Genetics and Addiction

Over the years, researchers have reviewed potential correlations that might impact the possibility of an “addiction gene.”

Researchers want to understand why some people are more vulnerable to addiction than others. Such information could be highly beneficial for developing targeted prevention strategies and more customized treatments and medications.

Additionally, there’s a desire to destigmatize addiction. Though the choice to start using drugs or alcohol is typically voluntary, it is generally no longer in one’s control once an addiction begins. Finding a link between genetics and addiction validates the idea that addiction is involuntary, and one cannot simply choose to stop using.

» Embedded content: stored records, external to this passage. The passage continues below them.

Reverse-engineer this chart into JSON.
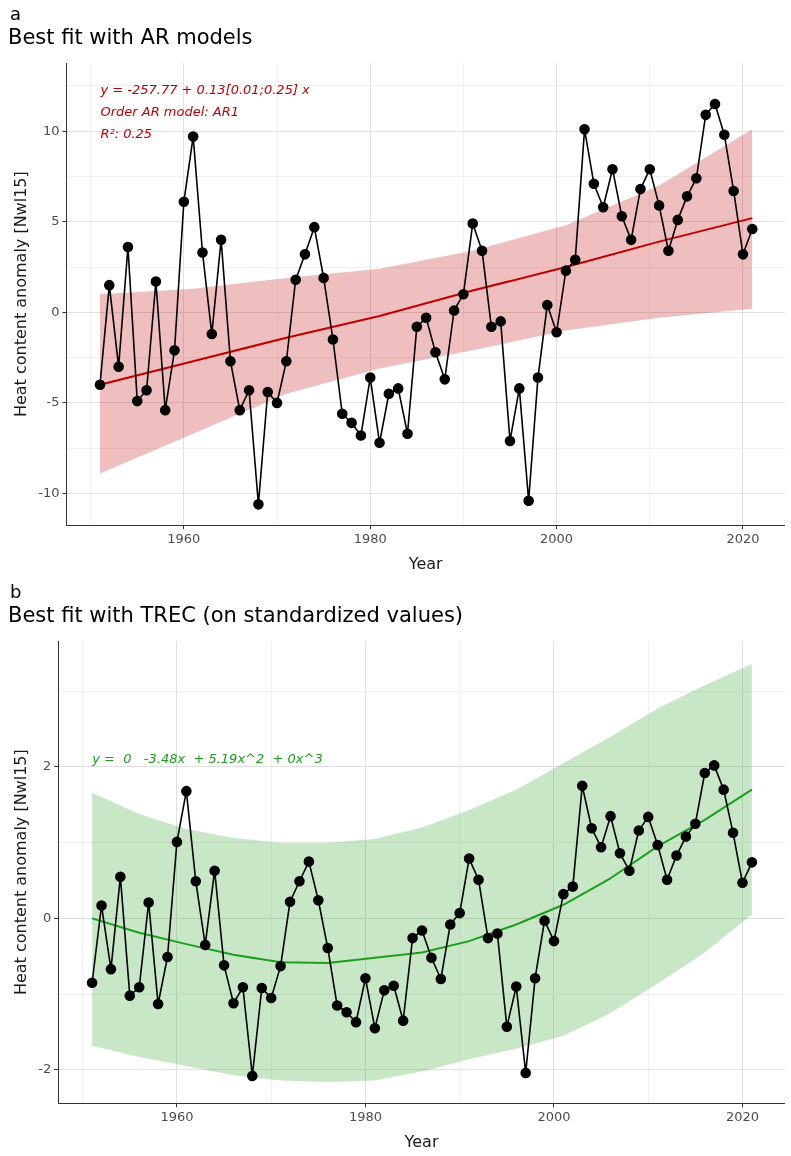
{
  "chart_data": [
    {
      "type": "line",
      "title": "Best fit with AR models",
      "xlabel": "Year",
      "ylabel": "Heat content anomaly [Nwl15]",
      "annotations": [
        "a",
        "y = -257.77 + 0.13[0.01;0.25] x",
        "Order AR model: AR1",
        "R²: 0.25"
      ],
      "xlim": [
        1947.4,
        2024.5
      ],
      "xticks": [
        {
          "value": 1950,
          "label": null
        },
        1960,
        {
          "value": 1970,
          "label": null
        },
        1980,
        {
          "value": 1990,
          "label": null
        },
        2000,
        {
          "value": 2010,
          "label": null
        },
        2020
      ],
      "ylim": [
        -11.75,
        13.75
      ],
      "yticks": [
        {
          "value": -7.5,
          "label": null
        },
        -10,
        {
          "value": -2.5,
          "label": null
        },
        -5,
        {
          "value": 2.5,
          "label": null
        },
        0,
        {
          "value": 7.5,
          "label": null
        },
        5,
        {
          "value": 12.5,
          "label": null
        },
        10
      ],
      "grid": true,
      "legend": false,
      "series": [
        {
          "marker": "circle",
          "color": "#000000",
          "x": [
            1951,
            1952,
            1953,
            1954,
            1955,
            1956,
            1957,
            1958,
            1959,
            1960,
            1961,
            1962,
            1963,
            1964,
            1965,
            1966,
            1967,
            1968,
            1969,
            1970,
            1971,
            1972,
            1973,
            1974,
            1975,
            1976,
            1977,
            1978,
            1979,
            1980,
            1981,
            1982,
            1983,
            1984,
            1985,
            1986,
            1987,
            1988,
            1989,
            1990,
            1991,
            1992,
            1993,
            1994,
            1995,
            1996,
            1997,
            1998,
            1999,
            2000,
            2001,
            2002,
            2003,
            2004,
            2005,
            2006,
            2007,
            2008,
            2009,
            2010,
            2011,
            2012,
            2013,
            2014,
            2015,
            2016,
            2017,
            2018,
            2019,
            2020,
            2021
          ],
          "values": [
            -4.0,
            1.5,
            -3.0,
            3.6,
            -4.9,
            -4.3,
            1.7,
            -5.4,
            -2.1,
            6.1,
            9.7,
            3.3,
            -1.2,
            4.0,
            -2.7,
            -5.4,
            -4.3,
            -10.6,
            -4.4,
            -5.0,
            -2.7,
            1.8,
            3.2,
            4.7,
            1.9,
            -1.5,
            -5.6,
            -6.1,
            -6.8,
            -3.6,
            -7.2,
            -4.5,
            -4.2,
            -6.7,
            -0.8,
            -0.3,
            -2.2,
            -3.7,
            0.1,
            1.0,
            4.9,
            3.4,
            -0.8,
            -0.5,
            -7.1,
            -4.2,
            -10.4,
            -3.6,
            0.4,
            -1.1,
            2.3,
            2.9,
            10.1,
            7.1,
            5.8,
            7.9,
            5.3,
            4.0,
            6.8,
            7.9,
            5.9,
            3.4,
            5.1,
            6.4,
            7.4,
            10.9,
            11.5,
            9.8,
            6.7,
            3.2,
            4.6
          ]
        },
        {
          "marker": "none",
          "color": "#c00000",
          "x": [
            1951,
            1961,
            1971,
            1981,
            1991,
            2001,
            2011,
            2021
          ],
          "values": [
            -4.0,
            -2.7,
            -1.4,
            -0.2,
            1.2,
            2.5,
            3.9,
            5.2
          ],
          "lower": [
            -8.9,
            -6.7,
            -4.5,
            -3.1,
            -2.1,
            -1.0,
            -0.3,
            0.2
          ],
          "upper": [
            1.0,
            1.3,
            1.9,
            2.4,
            3.4,
            4.8,
            7.0,
            10.1
          ]
        }
      ]
    },
    {
      "type": "line",
      "title": "Best fit with TREC (on standardized values)",
      "xlabel": "Year",
      "ylabel": "Heat content anomaly [Nwl15]",
      "annotations": [
        "b",
        "y =  0   -3.48x  + 5.19x^2  + 0x^3"
      ],
      "xlim": [
        1947.4,
        2024.5
      ],
      "xticks": [
        {
          "value": 1950,
          "label": null
        },
        1960,
        {
          "value": 1970,
          "label": null
        },
        1980,
        {
          "value": 1990,
          "label": null
        },
        2000,
        {
          "value": 2010,
          "label": null
        },
        2020
      ],
      "ylim": [
        -2.44,
        3.66
      ],
      "yticks": [
        {
          "value": -1,
          "label": null
        },
        -2,
        {
          "value": 1,
          "label": null
        },
        0,
        {
          "value": 3,
          "label": null
        },
        2
      ],
      "grid": true,
      "legend": false,
      "series": [
        {
          "marker": "circle",
          "color": "#000000",
          "x": [
            1951,
            1952,
            1953,
            1954,
            1955,
            1956,
            1957,
            1958,
            1959,
            1960,
            1961,
            1962,
            1963,
            1964,
            1965,
            1966,
            1967,
            1968,
            1969,
            1970,
            1971,
            1972,
            1973,
            1974,
            1975,
            1976,
            1977,
            1978,
            1979,
            1980,
            1981,
            1982,
            1983,
            1984,
            1985,
            1986,
            1987,
            1988,
            1989,
            1990,
            1991,
            1992,
            1993,
            1994,
            1995,
            1996,
            1997,
            1998,
            1999,
            2000,
            2001,
            2002,
            2003,
            2004,
            2005,
            2006,
            2007,
            2008,
            2009,
            2010,
            2011,
            2012,
            2013,
            2014,
            2015,
            2016,
            2017,
            2018,
            2019,
            2020,
            2021
          ],
          "values": [
            -0.85,
            0.17,
            -0.67,
            0.55,
            -1.02,
            -0.91,
            0.21,
            -1.13,
            -0.51,
            1.01,
            1.68,
            0.49,
            -0.35,
            0.63,
            -0.62,
            -1.12,
            -0.91,
            -2.08,
            -0.92,
            -1.05,
            -0.63,
            0.22,
            0.49,
            0.75,
            0.24,
            -0.39,
            -1.15,
            -1.24,
            -1.37,
            -0.79,
            -1.45,
            -0.95,
            -0.89,
            -1.35,
            -0.26,
            -0.16,
            -0.52,
            -0.8,
            -0.08,
            0.07,
            0.79,
            0.51,
            -0.26,
            -0.2,
            -1.43,
            -0.9,
            -2.04,
            -0.79,
            -0.03,
            -0.3,
            0.32,
            0.42,
            1.75,
            1.19,
            0.94,
            1.35,
            0.86,
            0.63,
            1.16,
            1.34,
            0.97,
            0.51,
            0.83,
            1.08,
            1.25,
            1.92,
            2.02,
            1.7,
            1.13,
            0.47,
            0.74
          ]
        },
        {
          "marker": "none",
          "color": "#1e9e1e",
          "x": [
            1951,
            1956,
            1961,
            1966,
            1971,
            1976,
            1981,
            1986,
            1991,
            1996,
            2001,
            2006,
            2011,
            2016,
            2021
          ],
          "values": [
            0.0,
            -0.19,
            -0.34,
            -0.48,
            -0.58,
            -0.59,
            -0.52,
            -0.45,
            -0.3,
            -0.08,
            0.18,
            0.53,
            0.95,
            1.3,
            1.7
          ],
          "lower": [
            -1.68,
            -1.83,
            -1.95,
            -2.07,
            -2.14,
            -2.16,
            -2.14,
            -2.02,
            -1.86,
            -1.72,
            -1.55,
            -1.25,
            -0.86,
            -0.45,
            0.05
          ],
          "upper": [
            1.66,
            1.38,
            1.18,
            1.06,
            1.0,
            1.0,
            1.05,
            1.2,
            1.43,
            1.7,
            2.05,
            2.4,
            2.77,
            3.08,
            3.36
          ]
        }
      ]
    }
  ]
}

Genetics and Addiction Statistics

Experts have defined addiction as moderate to highly heritable, meaning that it’s transmissible from parent to offspring. According to an earlier report by the National Institute on Drug Abuse (NIDA), scientists estimate that 40 to 60 percent of a person’s vulnerability to addiction is due to genetics.

But much like other complex diseases, genes are only part of the equation. Addiction is also strongly influenced by lifestyle and environmental factors.

Our choices, our environment, even our stress levels affect us at a molecular level. These factors can leave “imprints” on our DNA, thereby changing our gene activity and expression regulation. This is known as epigenetics.

The prefix “epi-” means upon, above, or in addition to. As explained by Dr. Maria Mavrikaki, “practically, epigenetic changes are information that is added on to already existing genetic material, but can affect the expression of genes.”

Genetics and Addiction Studies

In genetics and addiction studies, statistics have shown that hallucinogen addiction is least heritable (0.39). At the same time, cocaine is most heritable (0.72.) Heritability is measured from zero to one and demonstrates how much one’s genes affect one’s traits.

Think of heritability as a line graph where zero equals environmental factors, and one equals genetics. A score close to zero indicates that almost all the variability in a trait is due to environmental factors. For example, the language spoken would have a heritability of zero.

It is important to note that this is not a percentage indicating one’s chance of addiction. Nor does it show what percentage is due to genetics compared to the environment. Instead, this demonstrates that 72% of the variability in the trait for cocaine addictions in a population is due to genetic differences among people.

Relationships Matter

Genetics and addiction studies of families adopted individuals, and twins, have also shown that an individual’s propensity for addiction “tends to be proportional to the degree of genetic relationship to an addicted relative.” Irrespective of environmental and lifestyle factors, a biological child of an alcoholic will have a higher chance of becoming an alcoholic than an adopted child. As for the situation of fraternal twins, the twin with the closer genetic makeup to their addicted parent will be more susceptible to addiction.

Age Isn’t Just a Number.

As an individual begins to age, there is a shift from environmental to genetic factors affecting addiction. According to the Virginia Twin Study, nicotine, alcohol, and cannabis use in adolescence are more likely to be attributed to familial and social aspects. However, during young and middle adulthood, these factors become less critical, and genetics become the primary influencer. Genetic factors do decline slightly as an individual continues to age.